The exception is when the player receives a UI inadvertently, such as by overhearing remarks at other tables. In that case, the director may adjust positions, appoint substitutes, or award an adjusted score.

===Mistaken bid or explanation===
It may happen that when a player is asked to explain a partnership understanding, the explanation they give is either incorrect, or that their partner gains unauthorized information (that they have bid incorrectly). Law 75 covers the proper procedure to address such a situation.

== History of the Laws of Contract Bridge ==

=== Scoring of tricks in no trump contracts ===

In the 1932 Laws of Contract Bridge, no trump tricks bid and made, and undoubled no trump tricks made but not bid, score 30, 40, 30, 40, 30, 40, 30.

In 1935 this became 40, 30, 30, 30, 30, 30, 30.

=== Scoring of undertricks ===

|  | before 1935 | 1935-1987 | after 1987 |
|---|---|---|---|
| not vulnerable, not doubled | 50 each | 50 each | 50 each |
| not vulnerable, doubled | 100, 150, 200, 250, 300, 350 etc. | 100, 200, 200, 200, 200, 200 etc. | 100, 200, 200, 300, 300, 300 etc. |
| vulnerable, not doubled | 100, 150, 200, 250, 300, 350 etc. | 100 each | 100 each |
| vulnerable, doubled | 200, 300, 400, 500, 600, 700 etc. | 200, 300, 300, 300, 300, 300 etc. | 200, 300, 300, 300, 300, 300 etc. |

Redoubled undertricks have always scored twice as much as the same doubled undertricks.

The 1987 change, to the scoring of the fourth and subsequent non-vulnerable undertricks, was made after a hand in the finals of the 1981 Bermuda Bowl. Munir and Fazli, playing for Pakistan, bid skilfully to reach a vulnerable 7 hearts, which would have scored them 2210. But their non-vulnerable opponent Meckstroth then sacrificed in 7 spades on a weak hand with five spades to the jack. This went nine off doubled for a score of -1700, a profitable sacrifice. The change of scoring increased the penalty from -1700 to -2300.

Also, the "insult bonus" for making a redoubled contract used to be only 50. This was changed to 100, so that playing 5 of a minor, redoubled, making an overtrick, is always worth more than an undoubled small slam.

=== 8-Level bids ===

It has always been the intention of every official set of Laws of Contract Bridge to forbid contracts for more than seven tricks. Some versions have stated this more clearly than others, but this intention of the Laws has never changed.

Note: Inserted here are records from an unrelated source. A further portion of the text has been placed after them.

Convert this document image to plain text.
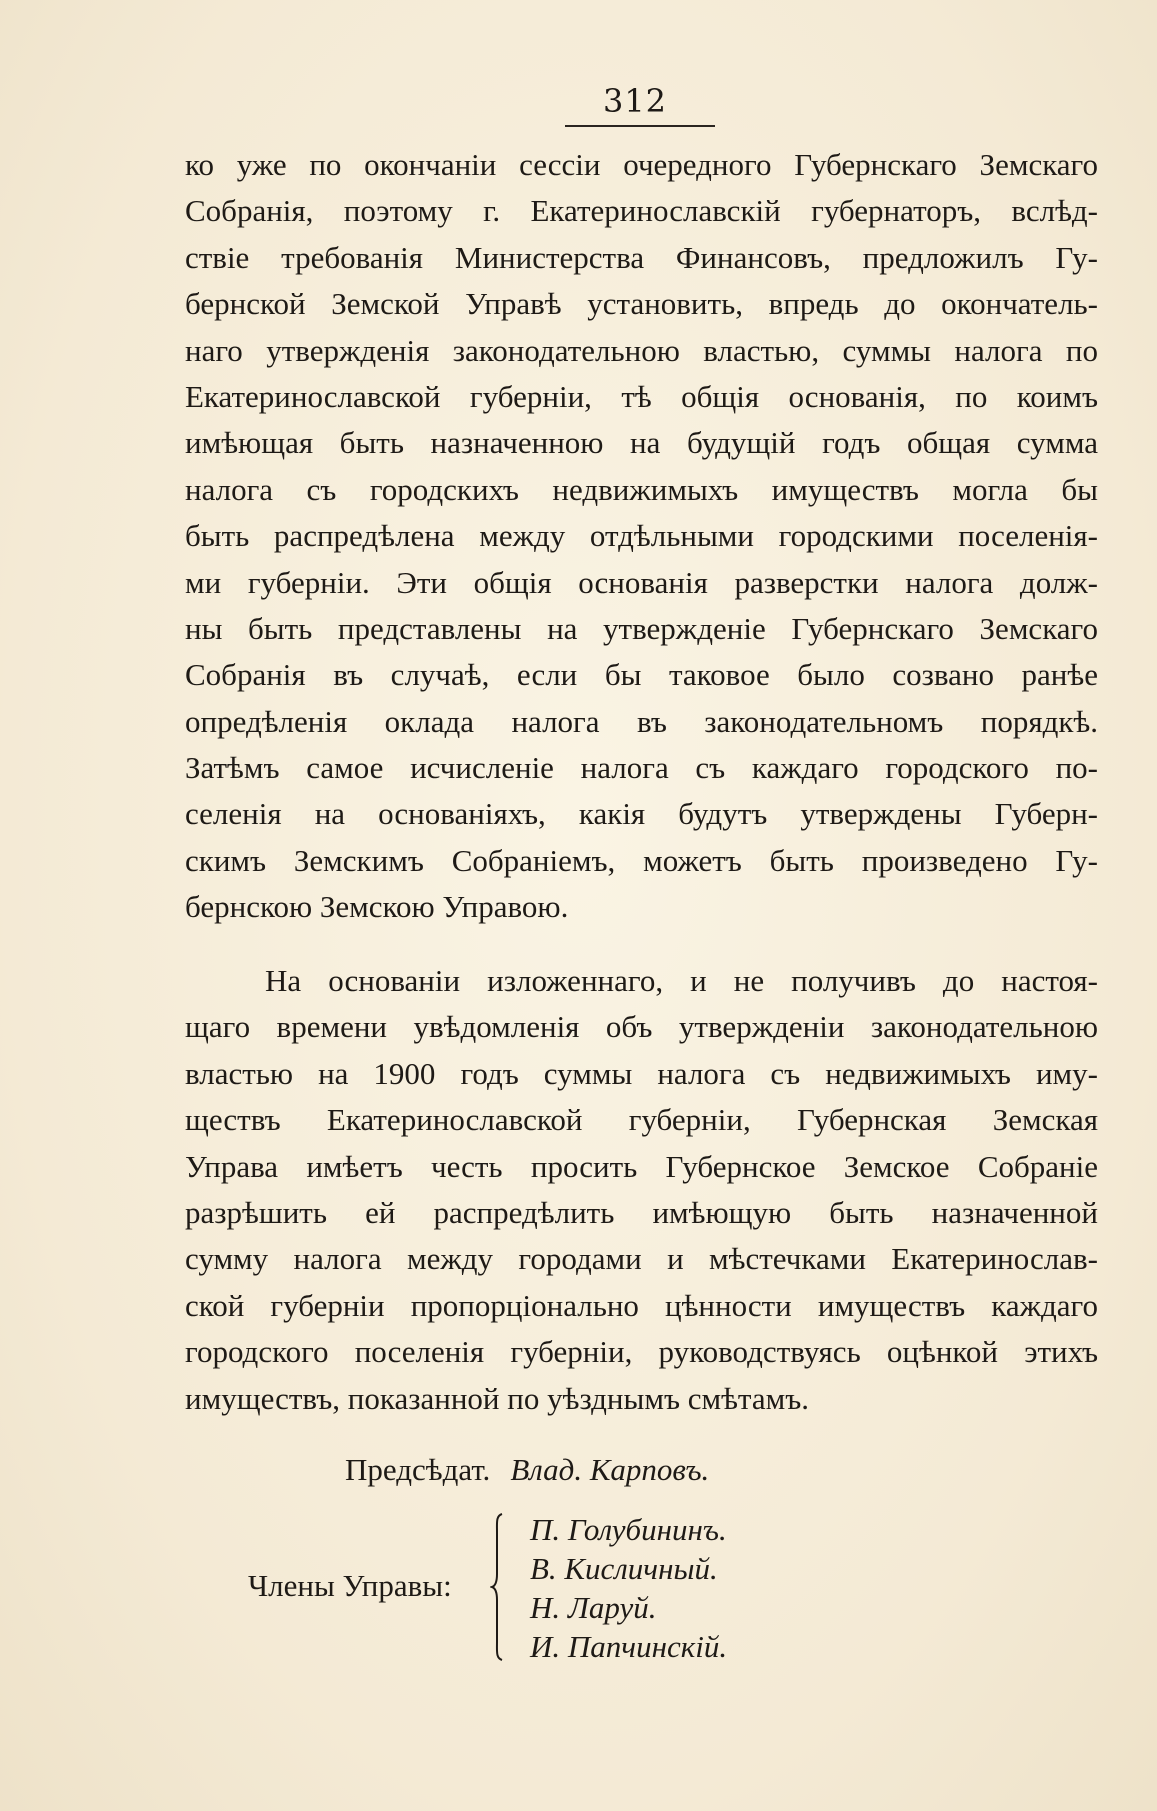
312
ко уже по окончаніи сессіи очередного Губернскаго Земскаго
Собранія, поэтому г. Екатеринославскій губернаторъ, вслѣд-
ствіе требованія Министерства Финансовъ, предложилъ Гу-
бернской Земской Управѣ установить, впредь до окончатель-
наго утвержденія законодательною властью, суммы налога по
Екатеринославской губерніи, тѣ общія основанія, по коимъ
имѣющая быть назначенною на будущій годъ общая сумма
налога съ городскихъ недвижимыхъ имуществъ могла бы
быть распредѣлена между отдѣльными городскими поселенія-
ми губерніи. Эти общія основанія разверстки налога долж-
ны быть представлены на утвержденіе Губернскаго Земскаго
Собранія въ случаѣ, если бы таковое было созвано ранѣе
опредѣленія оклада налога въ законодательномъ порядкѣ.
Затѣмъ самое исчисленіе налога съ каждаго городского по-
селенія на основаніяхъ, какія будутъ утверждены Губерн-
скимъ Земскимъ Собраніемъ, можетъ быть произведено Гу-
бернскою Земскою Управою.
На основаніи изложеннаго, и не получивъ до настоя-
щаго времени увѣдомленія объ утвержденіи законодательною
властью на 1900 годъ суммы налога съ недвижимыхъ иму-
ществъ Екатеринославской губерніи, Губернская Земская
Управа имѣетъ честь просить Губернское Земское Собраніе
разрѣшить ей распредѣлить имѣющую быть назначенной
сумму налога между городами и мѣстечками Екатеринослав-
ской губерніи пропорціонально цѣнности имуществъ каждаго
городского поселенія губерніи, руководствуясь оцѣнкой этихъ
имуществъ, показанной по уѣзднымъ смѣтамъ.
Предсѣдат. Влад. Карповъ.
Члены Управы:
П. Голубининъ.
В. Кисличный.
Н. Ларуй.
И. Папчинскій.
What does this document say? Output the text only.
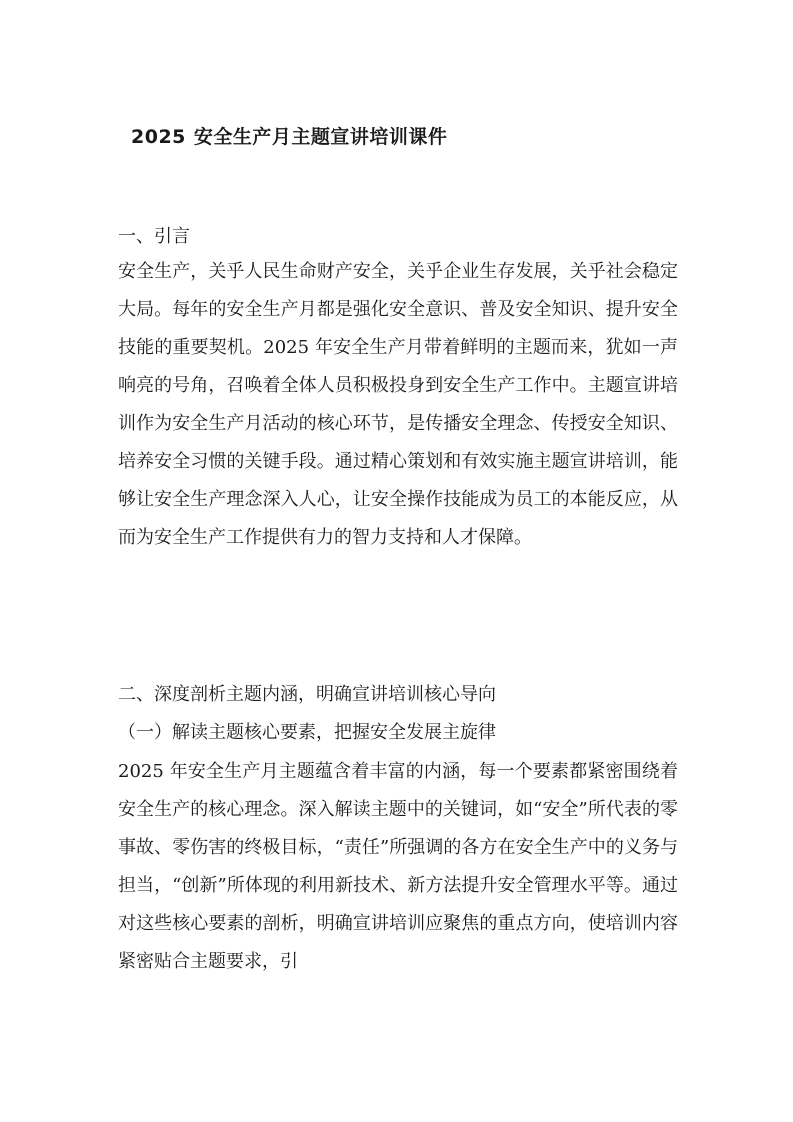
2025 安全生产月主题宣讲培训课件
一、引言
安全生产，关乎人民生命财产安全，关乎企业生存发展，关乎社会稳定大局。每年的安全生产月都是强化安全意识、普及安全知识、提升安全技能的重要契机。2025 年安全生产月带着鲜明的主题而来，犹如一声响亮的号角，召唤着全体人员积极投身到安全生产工作中。主题宣讲培训作为安全生产月活动的核心环节，是传播安全理念、传授安全知识、培养安全习惯的关键手段。通过精心策划和有效实施主题宣讲培训，能够让安全生产理念深入人心，让安全操作技能成为员工的本能反应，从而为安全生产工作提供有力的智力支持和人才保障。
二、深度剖析主题内涵，明确宣讲培训核心导向
（一）解读主题核心要素，把握安全发展主旋律
2025 年安全生产月主题蕴含着丰富的内涵，每一个要素都紧密围绕着安全生产的核心理念。深入解读主题中的关键词，如“安全”所代表的零事故、零伤害的终极目标，“责任”所强调的各方在安全生产中的义务与担当，“创新”所体现的利用新技术、新方法提升安全管理水平等。通过对这些核心要素的剖析，明确宣讲培训应聚焦的重点方向，使培训内容紧密贴合主题要求，引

=== International Match Points ===

When International Match Points were first introduced in Europe, they were as in this table.

IMP table, 1949
| Point difference |  | IMPs |  | Point difference |  | IMPs |
| from | to | from | to |
| 0 | 10 | 0 | 1000 | 1240 | 8 |
| 20 | 40 | 1 | 1250 | 1490 | 9 |
| 70 | 130 | 2 | 1500 | 1990 | 10 |
| 140 | 210 | 3 | 2000 | 2490 | 11 |
| 220 | 340 | 4 | 2500 | 2990 | 12 |
| 350 | 490 | 5 | 3000 | 3490 | 13 |
| 500 | 740 | 6 | 3500 | 3990 | 14 |
| 750 | 990 | 7 | 4000 or more |  | 15 |

On September 1, 1962, they were changed to the table below.

IMP table, 1962
| Point difference |  | IMPs |  | Point difference |  | IMPs |  | Point difference |  | IMPs |
| from | to | from | to | from | to |
| 0 | 10 | 0 | 370 | 420 | 9 | 1750 | 1990 | 18 |
| 20 | 40 | 1 | 430 | 490 | 10 | 2000 | 2240 | 19 |
| 50 | 80 | 2 | 500 | 590 | 11 | 2250 | 2490 | 20 |
| 90 | 120 | 3 | 600 | 740 | 12 | 2500 | 2990 | 21 |
| 130 | 160 | 4 | 750 | 890 | 13 | 3000 | 3490 | 22 |
| 170 | 210 | 5 | 900 | 1090 | 14 | 3500 | 3990 | 23 |
| 220 | 260 | 6 | 1100 | 1290 | 15 | 4000 or more |  | 24 |
| 270 | 310 | 7 | 1300 | 1490 | 16 |  |  |  |
| 320 | 360 | 8 | 1500 | 1740 | 17 |  |  |  |

(after 1972, before 2002) they were changed again (FBDis, p. 22, p. 74)

== Bibliographical curiosity ==

The 1948 English edition of The International Laws of Contract Bridge has it pages numbered with odd numbers on the left-hand pages and even numbers on the right.